Octobre 1998. Paris Orly. La salle d'embarquement est pleine. Destination: Ouarzazate. La plupart des passagers sont vêtus en randonneurs: chaussures de marche, pantalons et vestes «safari» garnis de poches à fermeture Eclair, laines polaires et sacs à dos. Avant le départ, j'ai contacté une des participantes, Monique, employée des Postes dans une petite ville normande. Au téléphone, elle m'a déclaré doctement que si elle partait dans le désert, « C'est que cela devait se faire. ». Je dévisage les voyageurs: impossible d'identifier mes futurs compagnons de voyage. Comme tout le monde, je me plonge dans la lecture des journaux. Le tourisme se nourrit de mémoire: la revue Royal Air Maroc Magazine consacre un dossier aux affiches publicitaires de l'époque coloniale. La buvette de l'aéroport de Casablanca, où nous faisons escale, est décorée de photographies du couple Humphrey Bogart-Ingrid Bergman réunis dans le film quasi-éponyme de Michael Curtis. 1942. J'y suis encore: Play it again, Sam. Pendant la seconde partie du vol, échange de banalités avec mon voisin. Yves, 30 ans, est Lyonnais, infirmier dans un service de réanimation. Tout fier, il m'annonce qu'il part en excursion dans le désert.
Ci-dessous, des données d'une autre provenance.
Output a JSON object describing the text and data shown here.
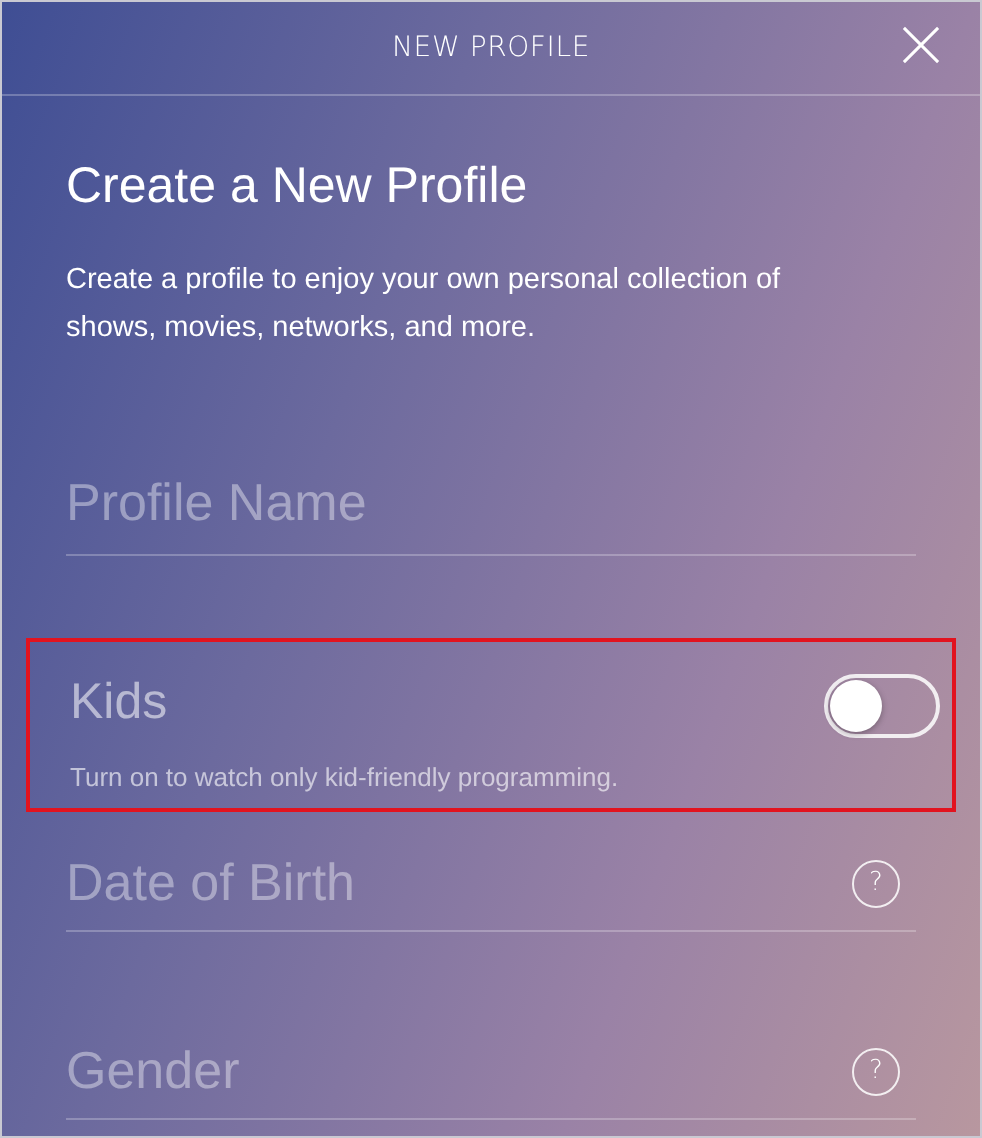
{
  "header": {
    "title": "NEW PROFILE"
  },
  "heading": "Create a New Profile",
  "description": "Create a profile to enjoy your own personal collection of shows, movies, networks, and more.",
  "fields": [
    {
      "kind": "text",
      "placeholder": "Profile Name"
    },
    {
      "kind": "toggle",
      "label": "Kids",
      "hint": "Turn on to watch only kid-friendly programming.",
      "on": false,
      "highlighted": true
    },
    {
      "kind": "help",
      "label": "Date of Birth",
      "help": "?"
    },
    {
      "kind": "help",
      "label": "Gender",
      "help": "?"
    }
  ]
}
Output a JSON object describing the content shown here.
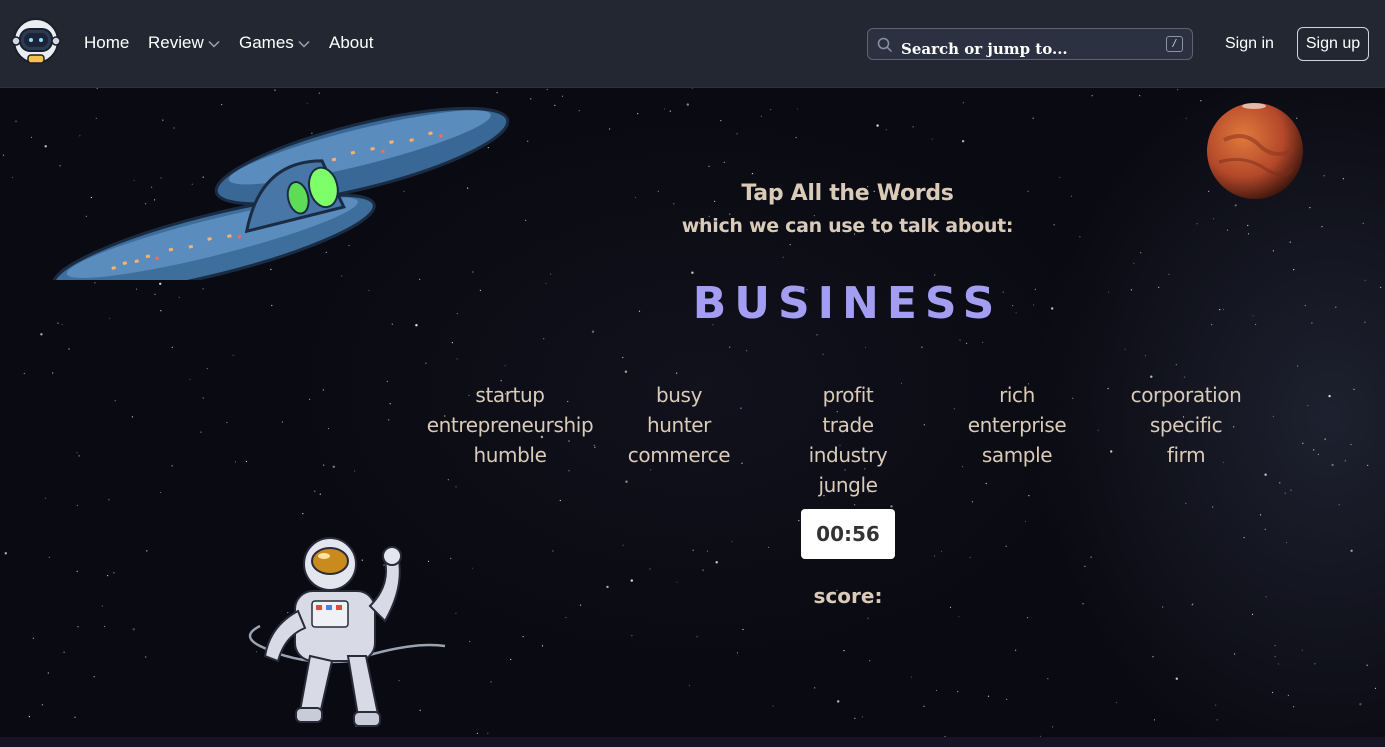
{
  "nav": {
    "links": [
      {
        "label": "Home",
        "dropdown": false
      },
      {
        "label": "Review",
        "dropdown": true
      },
      {
        "label": "Games",
        "dropdown": true
      },
      {
        "label": "About",
        "dropdown": false
      }
    ],
    "search_placeholder": "Search or jump to...",
    "search_shortcut": "/",
    "signin_label": "Sign in",
    "signup_label": "Sign up"
  },
  "game": {
    "instruction_line1": "Tap All the Words",
    "instruction_line2": "which we can use to talk about:",
    "topic": "BUSINESS",
    "word_columns": [
      [
        "startup",
        "entrepreneurship",
        "humble"
      ],
      [
        "busy",
        "hunter",
        "commerce"
      ],
      [
        "profit",
        "trade",
        "industry",
        "jungle"
      ],
      [
        "rich",
        "enterprise",
        "sample"
      ],
      [
        "corporation",
        "specific",
        "firm"
      ]
    ],
    "timer": "00:56",
    "score_label": "score:"
  },
  "colors": {
    "header_bg": "#222731",
    "text": "#d9cbb8",
    "topic": "#a49ef3",
    "timer_bg": "#ffffff"
  },
  "icons": [
    "robot-logo-icon",
    "chevron-down-icon",
    "search-icon",
    "spaceship-illustration",
    "mars-planet-illustration",
    "astronaut-illustration"
  ]
}
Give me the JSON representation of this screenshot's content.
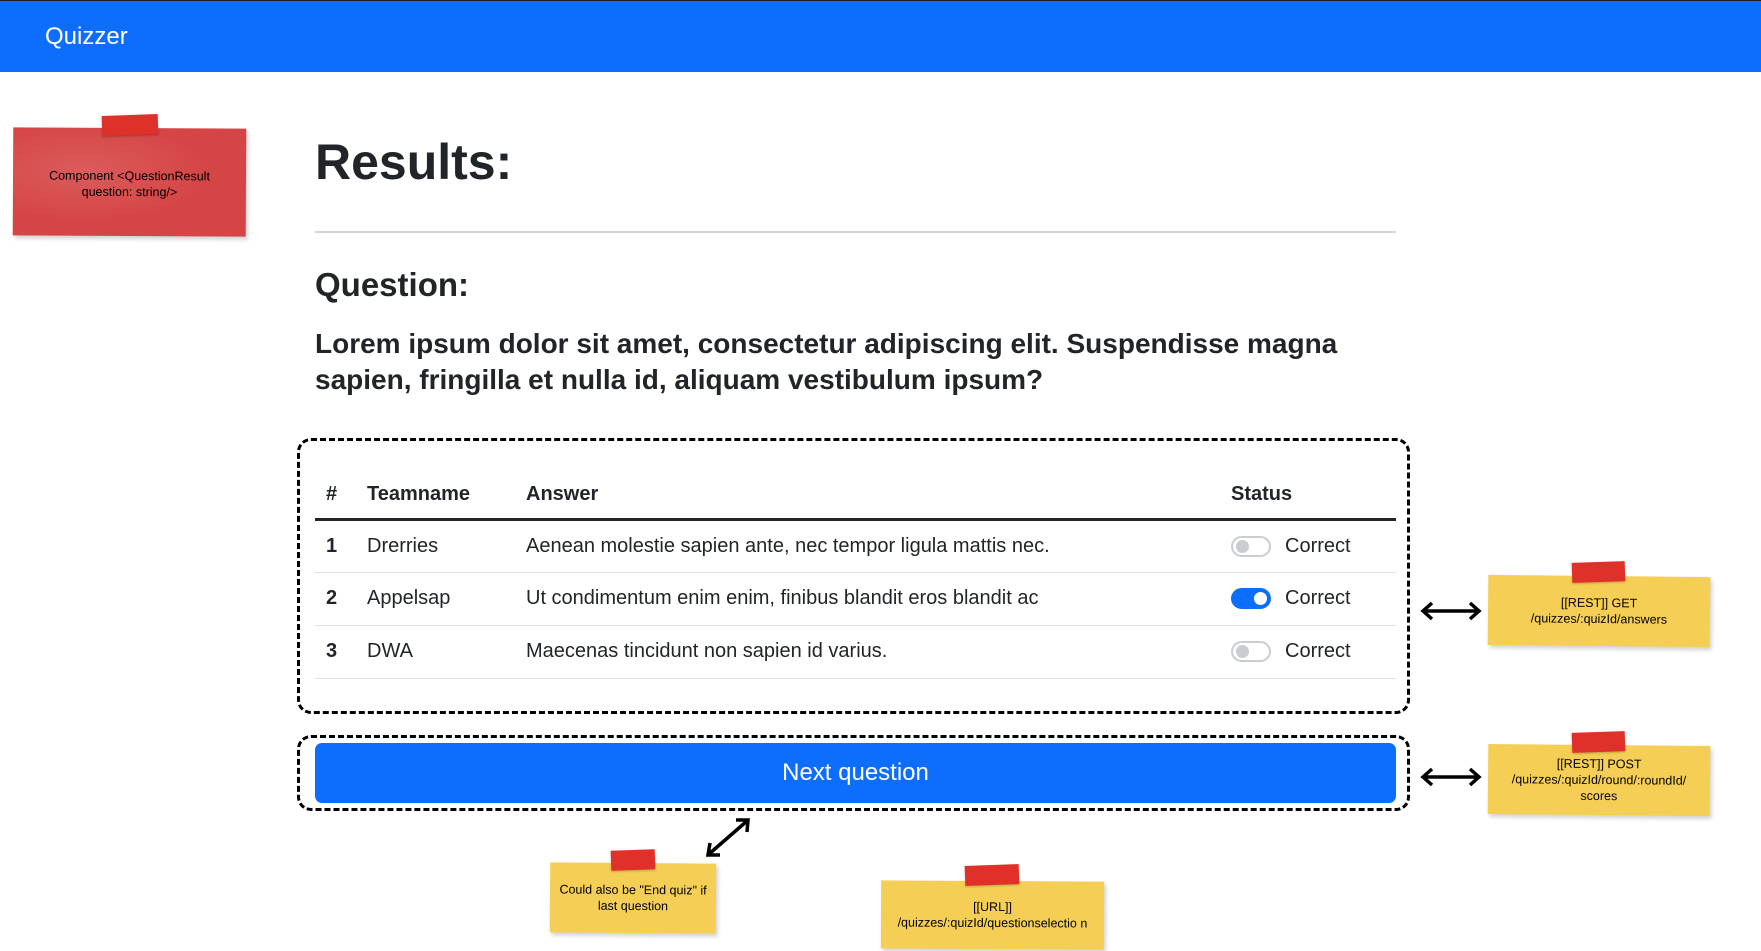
{
  "app": {
    "brand": "Quizzer"
  },
  "page": {
    "title": "Results:",
    "question_label": "Question:",
    "question_text": "Lorem ipsum dolor sit amet, consectetur adipiscing elit. Suspendisse magna sapien, fringilla et nulla id, aliquam vestibulum ipsum?"
  },
  "table": {
    "headers": {
      "num": "#",
      "team": "Teamname",
      "answer": "Answer",
      "status": "Status"
    },
    "rows": [
      {
        "num": "1",
        "team": "Drerries",
        "answer": "Aenean molestie sapien ante, nec tempor ligula mattis nec.",
        "status": "Correct",
        "checked": false
      },
      {
        "num": "2",
        "team": "Appelsap",
        "answer": "Ut condimentum enim enim, finibus blandit eros blandit ac",
        "status": "Correct",
        "checked": true
      },
      {
        "num": "3",
        "team": "DWA",
        "answer": "Maecenas tincidunt non sapien id varius.",
        "status": "Correct",
        "checked": false
      }
    ]
  },
  "next_button": {
    "label": "Next question"
  },
  "notes": {
    "component": "Component <QuestionResult question: string/>",
    "rest_get": "[[REST]] GET /quizzes/:quizId/answers",
    "rest_post": "[[REST]] POST /quizzes/:quizId/round/:roundId/ scores",
    "end_quiz": "Could also be \"End quiz\" if last question",
    "url": "[[URL]] /quizzes/:quizId/questionselectio n"
  },
  "colors": {
    "primary": "#0d6efd",
    "sticky_yellow": "#f5cf55",
    "sticky_red": "#d64545",
    "tape": "#e0302a"
  }
}
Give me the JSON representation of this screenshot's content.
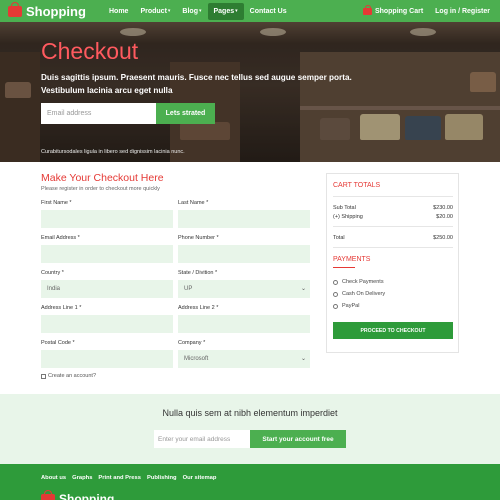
{
  "navbar": {
    "brand": "Shopping",
    "links": [
      {
        "label": "Home",
        "caret": ""
      },
      {
        "label": "Product",
        "caret": "▾"
      },
      {
        "label": "Blog",
        "caret": "▾"
      },
      {
        "label": "Pages",
        "caret": "▾"
      },
      {
        "label": "Contact Us",
        "caret": ""
      }
    ],
    "active_link": "Pages",
    "cart": "Shopping Cart",
    "login": "Log in / Register"
  },
  "hero": {
    "title": "Checkout",
    "subtitle": "Duis sagittis ipsum. Praesent mauris. Fusce nec tellus sed augue semper porta. Vestibulum lacinia arcu eget nulla",
    "email_placeholder": "Email address",
    "cta": "Lets strated",
    "note": "Curabitursodales ligula in libero sed dignissim lacinia nunc."
  },
  "checkout": {
    "title": "Make Your Checkout Here",
    "subtitle": "Please register in order to checkout more quickly",
    "fields": {
      "first_name": {
        "label": "First Name *",
        "value": ""
      },
      "last_name": {
        "label": "Last Name *",
        "value": ""
      },
      "email": {
        "label": "Email Address *",
        "value": ""
      },
      "phone": {
        "label": "Phone Number *",
        "value": ""
      },
      "country": {
        "label": "Country *",
        "value": "India"
      },
      "state": {
        "label": "State / Divition *",
        "value": "UP"
      },
      "address1": {
        "label": "Address Line 1 *",
        "value": ""
      },
      "address2": {
        "label": "Address Line 2 *",
        "value": ""
      },
      "postal": {
        "label": "Postal Code *",
        "value": ""
      },
      "company": {
        "label": "Company *",
        "value": "Microsoft"
      }
    },
    "create_account": "Create an account?"
  },
  "cart_totals": {
    "title": "CART TOTALS",
    "rows": [
      {
        "label": "Sub Total",
        "value": "$230.00"
      },
      {
        "label": "(+) Shipping",
        "value": "$20.00"
      }
    ],
    "total_label": "Total",
    "total_value": "$250.00",
    "payments_title": "PAYMENTS",
    "payment_options": [
      "Check Payments",
      "Cash On Delivery",
      "PayPal"
    ],
    "proceed": "PROCEED TO CHECKOUT"
  },
  "newsletter": {
    "title": "Nulla quis sem at nibh elementum imperdiet",
    "placeholder": "Enter your email address",
    "button": "Start your account free"
  },
  "footer": {
    "links": [
      "About us",
      "Graphs",
      "Print and Press",
      "Publishing",
      "Our sitemap"
    ],
    "brand": "Shopping"
  },
  "colors": {
    "brand_green": "#4caf50",
    "dark_green": "#2e9b3a",
    "accent_red": "#e53935",
    "input_bg": "#e8f5e9"
  }
}
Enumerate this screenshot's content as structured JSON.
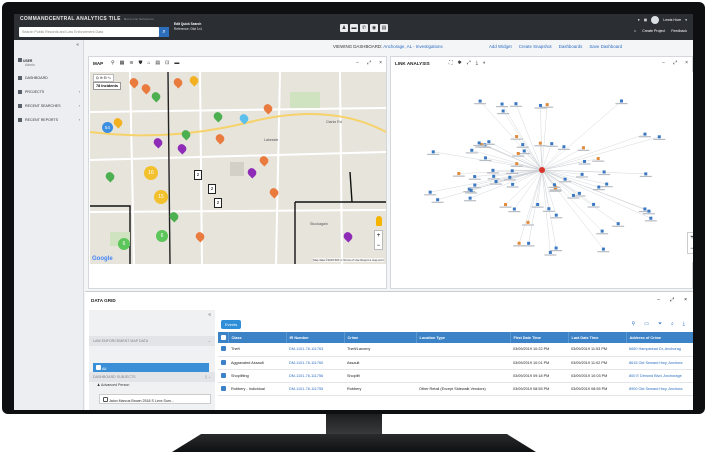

Comme je lui prédis que nous allons participer à la même randonnée, son visage se rembrunit. J'ai brisé son rêve d'une expérience singulière. Cherchant à effacer cette maladresse, j'en commets une seconde: ne souhaitant pas me dissimuler, je lui dis la
raison de mon voyage. Son regard devient grave:

- «Alors,

je vais

être un objet d'étude? ». C'est moi qui suis désappointée cette fois, et bien résolue à ne plus défier la perspicacité de mes informateurs.
Deuxième jour

Notre groupe compte huit personnes, cinq femmes et trois hommes, dont deux couples. Nous quittons l'hôtel rustique de Ouarzazate où nous sommes arrivés à deux heures du matin pour prendre place dans un minibus en direction de Zagora, à trois heures de route. La route défile. Les regards sont vides. Les imaginaires vagabondent, dessinant en marge de l'itinéraire des voyages fantasmagoriques faits d'autres tracés, d'autres histoires.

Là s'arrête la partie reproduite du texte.